Poco después, vi bajo un árbol a una liebre que me hacía muecas. Cogí la escopeta que llevaba al hombro, apunté, y me di cuenta de que no la había cargado. Peor aún, ni siquiera me quedaba un cartucho. Busqué en mis bolsillos: ni asomo de balas. Apenas un viejo clavo oxidado. Sin vacilar un instante, cargué la escopeta con ese clavo, apunté, disparé, y le di a la liebre con el clavo en una oreja. Ya tenía tres liebres. Pero la cosa no terminó ahí. Un par de horas más tarde, me senté bajo un árbol, en la linde del bosque, a comer algo. De pronto vi salir de un campo una magnífica bandada de perdices. ¿Qué hacer? Balas no tenía, ya no me quedaban clavos, me llevé la mano a la espalda, en busca de alguna piedra. No encontré piedras, pero sentí algo de consistencia blanda. Sin mirar qué era, se lo tiré a las perdices y les di a seis de una vez. Pero junto a las perdices había también una liebre, inmóvil. Cuando me llevé la mano a la espalda para buscar una piedra, había tocado sin querer el morral con las liebres, así que una de ellas me había servido de proyectil para coger a las perdices.
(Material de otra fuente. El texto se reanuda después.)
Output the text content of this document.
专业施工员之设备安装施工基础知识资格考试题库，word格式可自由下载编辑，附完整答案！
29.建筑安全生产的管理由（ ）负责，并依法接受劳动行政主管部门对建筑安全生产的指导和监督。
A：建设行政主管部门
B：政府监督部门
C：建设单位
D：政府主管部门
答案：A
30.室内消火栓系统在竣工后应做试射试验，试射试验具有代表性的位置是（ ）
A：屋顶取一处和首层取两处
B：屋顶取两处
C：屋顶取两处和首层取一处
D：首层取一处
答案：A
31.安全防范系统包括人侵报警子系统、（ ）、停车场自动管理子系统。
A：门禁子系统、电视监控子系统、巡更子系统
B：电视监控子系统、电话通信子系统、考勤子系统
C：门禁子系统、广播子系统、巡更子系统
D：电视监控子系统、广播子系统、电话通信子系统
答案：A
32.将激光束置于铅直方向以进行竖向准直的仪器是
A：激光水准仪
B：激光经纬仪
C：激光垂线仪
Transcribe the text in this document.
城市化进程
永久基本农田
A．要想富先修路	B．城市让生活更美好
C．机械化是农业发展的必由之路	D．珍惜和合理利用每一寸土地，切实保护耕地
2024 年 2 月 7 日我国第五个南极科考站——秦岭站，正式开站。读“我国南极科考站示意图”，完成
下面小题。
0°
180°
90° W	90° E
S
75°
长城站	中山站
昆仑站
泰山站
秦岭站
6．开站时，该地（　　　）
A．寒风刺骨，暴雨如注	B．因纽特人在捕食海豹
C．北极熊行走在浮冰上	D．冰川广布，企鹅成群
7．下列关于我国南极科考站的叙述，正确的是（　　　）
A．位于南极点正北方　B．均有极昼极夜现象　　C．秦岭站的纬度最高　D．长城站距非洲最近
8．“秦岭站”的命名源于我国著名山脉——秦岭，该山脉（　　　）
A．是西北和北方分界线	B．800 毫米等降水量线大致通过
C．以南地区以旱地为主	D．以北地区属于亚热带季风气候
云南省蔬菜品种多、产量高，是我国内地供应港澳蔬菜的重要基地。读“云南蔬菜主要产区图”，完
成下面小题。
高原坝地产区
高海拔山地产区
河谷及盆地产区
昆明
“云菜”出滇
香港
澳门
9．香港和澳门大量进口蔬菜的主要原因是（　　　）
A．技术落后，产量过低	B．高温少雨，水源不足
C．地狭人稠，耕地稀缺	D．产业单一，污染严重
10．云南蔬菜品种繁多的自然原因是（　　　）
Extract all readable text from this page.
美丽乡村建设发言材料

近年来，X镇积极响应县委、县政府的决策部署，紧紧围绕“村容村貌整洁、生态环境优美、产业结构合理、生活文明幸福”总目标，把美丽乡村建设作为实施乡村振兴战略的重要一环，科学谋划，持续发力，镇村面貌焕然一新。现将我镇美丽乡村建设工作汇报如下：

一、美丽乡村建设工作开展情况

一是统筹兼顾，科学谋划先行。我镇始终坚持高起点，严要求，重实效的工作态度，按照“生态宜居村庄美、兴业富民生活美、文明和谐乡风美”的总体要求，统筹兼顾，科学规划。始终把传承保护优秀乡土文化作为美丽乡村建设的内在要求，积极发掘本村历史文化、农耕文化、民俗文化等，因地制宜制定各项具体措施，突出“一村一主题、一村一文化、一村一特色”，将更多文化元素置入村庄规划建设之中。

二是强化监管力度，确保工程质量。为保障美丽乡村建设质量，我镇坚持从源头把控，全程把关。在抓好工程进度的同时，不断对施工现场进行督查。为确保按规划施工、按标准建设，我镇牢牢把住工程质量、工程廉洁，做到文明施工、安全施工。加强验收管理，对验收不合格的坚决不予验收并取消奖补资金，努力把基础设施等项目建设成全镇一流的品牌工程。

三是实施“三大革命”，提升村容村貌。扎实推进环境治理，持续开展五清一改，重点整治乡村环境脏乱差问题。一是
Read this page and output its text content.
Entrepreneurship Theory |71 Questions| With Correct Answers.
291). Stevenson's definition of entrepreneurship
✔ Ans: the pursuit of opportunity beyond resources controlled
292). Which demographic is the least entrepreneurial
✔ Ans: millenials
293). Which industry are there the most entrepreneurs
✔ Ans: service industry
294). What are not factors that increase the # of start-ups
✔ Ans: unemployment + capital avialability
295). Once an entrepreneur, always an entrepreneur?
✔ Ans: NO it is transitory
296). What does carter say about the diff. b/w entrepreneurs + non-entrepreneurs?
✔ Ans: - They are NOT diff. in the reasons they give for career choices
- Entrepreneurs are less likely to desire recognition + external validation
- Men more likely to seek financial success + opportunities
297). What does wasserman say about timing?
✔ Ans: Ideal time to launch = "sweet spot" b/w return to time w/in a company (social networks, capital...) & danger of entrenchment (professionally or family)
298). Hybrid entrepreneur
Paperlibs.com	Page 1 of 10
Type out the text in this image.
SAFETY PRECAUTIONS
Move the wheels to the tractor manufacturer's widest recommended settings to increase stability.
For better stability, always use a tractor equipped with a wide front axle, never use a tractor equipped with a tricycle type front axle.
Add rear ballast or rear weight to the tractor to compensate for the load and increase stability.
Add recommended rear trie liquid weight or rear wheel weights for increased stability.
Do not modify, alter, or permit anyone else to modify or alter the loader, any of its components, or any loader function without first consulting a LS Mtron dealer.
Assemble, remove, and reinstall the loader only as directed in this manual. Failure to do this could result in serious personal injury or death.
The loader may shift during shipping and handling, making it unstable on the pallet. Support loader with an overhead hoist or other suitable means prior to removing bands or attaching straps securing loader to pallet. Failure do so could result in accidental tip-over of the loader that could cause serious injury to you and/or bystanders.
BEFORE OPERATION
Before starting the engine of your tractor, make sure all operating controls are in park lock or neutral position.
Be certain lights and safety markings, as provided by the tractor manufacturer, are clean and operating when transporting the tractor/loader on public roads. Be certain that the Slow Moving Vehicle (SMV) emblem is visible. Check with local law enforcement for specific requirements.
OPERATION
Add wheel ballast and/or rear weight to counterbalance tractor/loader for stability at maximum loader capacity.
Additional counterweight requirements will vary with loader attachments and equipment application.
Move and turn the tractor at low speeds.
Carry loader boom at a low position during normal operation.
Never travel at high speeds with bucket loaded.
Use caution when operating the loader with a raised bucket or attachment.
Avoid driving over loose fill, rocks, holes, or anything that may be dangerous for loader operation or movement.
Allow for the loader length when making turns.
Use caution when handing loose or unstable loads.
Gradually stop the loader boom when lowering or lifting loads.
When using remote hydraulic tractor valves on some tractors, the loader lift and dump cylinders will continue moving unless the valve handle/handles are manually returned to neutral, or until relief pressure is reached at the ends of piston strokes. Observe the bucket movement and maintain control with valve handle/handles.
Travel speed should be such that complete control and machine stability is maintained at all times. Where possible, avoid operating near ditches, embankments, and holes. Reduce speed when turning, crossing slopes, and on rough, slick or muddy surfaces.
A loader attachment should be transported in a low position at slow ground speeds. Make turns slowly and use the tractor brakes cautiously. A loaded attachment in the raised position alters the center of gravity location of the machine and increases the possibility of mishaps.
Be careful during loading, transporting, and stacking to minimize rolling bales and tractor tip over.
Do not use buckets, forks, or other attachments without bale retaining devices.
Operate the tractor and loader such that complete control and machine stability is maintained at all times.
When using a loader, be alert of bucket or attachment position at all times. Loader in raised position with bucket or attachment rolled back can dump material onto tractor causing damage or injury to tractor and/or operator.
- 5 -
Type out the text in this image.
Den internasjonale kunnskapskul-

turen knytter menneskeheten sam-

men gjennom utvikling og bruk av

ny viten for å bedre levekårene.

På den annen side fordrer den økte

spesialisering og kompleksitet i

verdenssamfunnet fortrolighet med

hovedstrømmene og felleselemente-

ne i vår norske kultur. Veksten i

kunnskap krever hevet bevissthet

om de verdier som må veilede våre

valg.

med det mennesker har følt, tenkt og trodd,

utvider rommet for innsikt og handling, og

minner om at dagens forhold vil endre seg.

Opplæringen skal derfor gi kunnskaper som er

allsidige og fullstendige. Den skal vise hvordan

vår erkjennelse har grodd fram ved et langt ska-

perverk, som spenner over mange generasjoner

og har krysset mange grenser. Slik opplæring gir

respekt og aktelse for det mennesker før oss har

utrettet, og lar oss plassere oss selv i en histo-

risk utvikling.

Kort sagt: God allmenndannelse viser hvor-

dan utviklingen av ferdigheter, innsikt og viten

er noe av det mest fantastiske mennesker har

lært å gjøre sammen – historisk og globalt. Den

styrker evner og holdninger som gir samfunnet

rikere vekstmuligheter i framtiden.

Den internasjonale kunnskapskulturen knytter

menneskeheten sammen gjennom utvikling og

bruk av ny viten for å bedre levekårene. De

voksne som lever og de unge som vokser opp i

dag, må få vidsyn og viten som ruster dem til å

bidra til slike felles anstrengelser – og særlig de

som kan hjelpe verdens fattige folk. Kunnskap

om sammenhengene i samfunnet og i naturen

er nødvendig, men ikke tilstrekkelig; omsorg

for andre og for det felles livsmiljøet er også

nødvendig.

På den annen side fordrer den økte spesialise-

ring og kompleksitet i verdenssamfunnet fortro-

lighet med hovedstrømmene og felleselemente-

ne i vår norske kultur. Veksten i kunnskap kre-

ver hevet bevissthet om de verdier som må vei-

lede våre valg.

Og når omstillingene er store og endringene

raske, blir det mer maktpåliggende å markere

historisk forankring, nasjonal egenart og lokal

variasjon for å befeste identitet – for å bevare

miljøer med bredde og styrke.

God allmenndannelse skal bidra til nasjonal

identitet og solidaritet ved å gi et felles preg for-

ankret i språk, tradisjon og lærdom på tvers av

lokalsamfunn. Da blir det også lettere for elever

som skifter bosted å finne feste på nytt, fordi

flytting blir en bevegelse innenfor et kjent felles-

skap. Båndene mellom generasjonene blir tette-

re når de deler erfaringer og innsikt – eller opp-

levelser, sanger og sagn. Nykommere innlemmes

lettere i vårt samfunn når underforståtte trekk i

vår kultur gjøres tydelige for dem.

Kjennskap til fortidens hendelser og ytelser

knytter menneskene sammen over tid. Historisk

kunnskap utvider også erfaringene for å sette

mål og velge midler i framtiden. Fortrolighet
Mandé al perro a que llevase a casa el botín y me interné en otro camino. De pronto, salió de una casa un perro furioso que intentó echárseme encima. ¡Qué susto! La escopeta no estaba cargada, balas no tenía, ya no me quedaban clavos ni liebres a mano. Me incliné, cogí la primera piedra que encontré y se la arrojé a la boca. Debéis saber, de todos modos, que aquella piedra era, por casualidad, un pedernal. Al dar contra los dientes del perro, soltó chispas y en un instante el animal quedó envuelto en llamas. Aquellas llamas se extendieron a la casa, de la casa al granero, del granero a toda la granja. No me quedaba otra solución que escapar. No me detuve hasta que llegué el centro del bosque, frente a una gruesa encina. Debajo de aquella encina, un grupo de bandoleros habían encendido una fogata y comían. Me invitaron, me dieron de comer y beber pero, cuando parecía que me iban a dejar volver a casa, me metieron con las rodillas pegadas a la boca dentro de un barril y lo clavaron para que no pudiese salir.
Pasado un buen rato, se acercó un zorro al barril y comenzó a husmearlo. Saqué lentamente mi mano por el agujero de la tapa y, cuando me pareció el momento adecuado, atrapé al zorro por la cola. El zorro, como os podéis figurar, se asustó y se echó a correr. Pero yo no lo soltaba. Así que tuvo que arrastrarme por medio bosque, hasta que el barril chocó con una gruesa cepa, se hizo pedazos y quedé libre, sin desprenderme un momento de la cola del zorro. No se me ocurrió cosa mejor que darle un golpe enérgico detrás de las orejas y llevarlo a casa.
Desde aquella ocasión me llaman Martín el Zorro.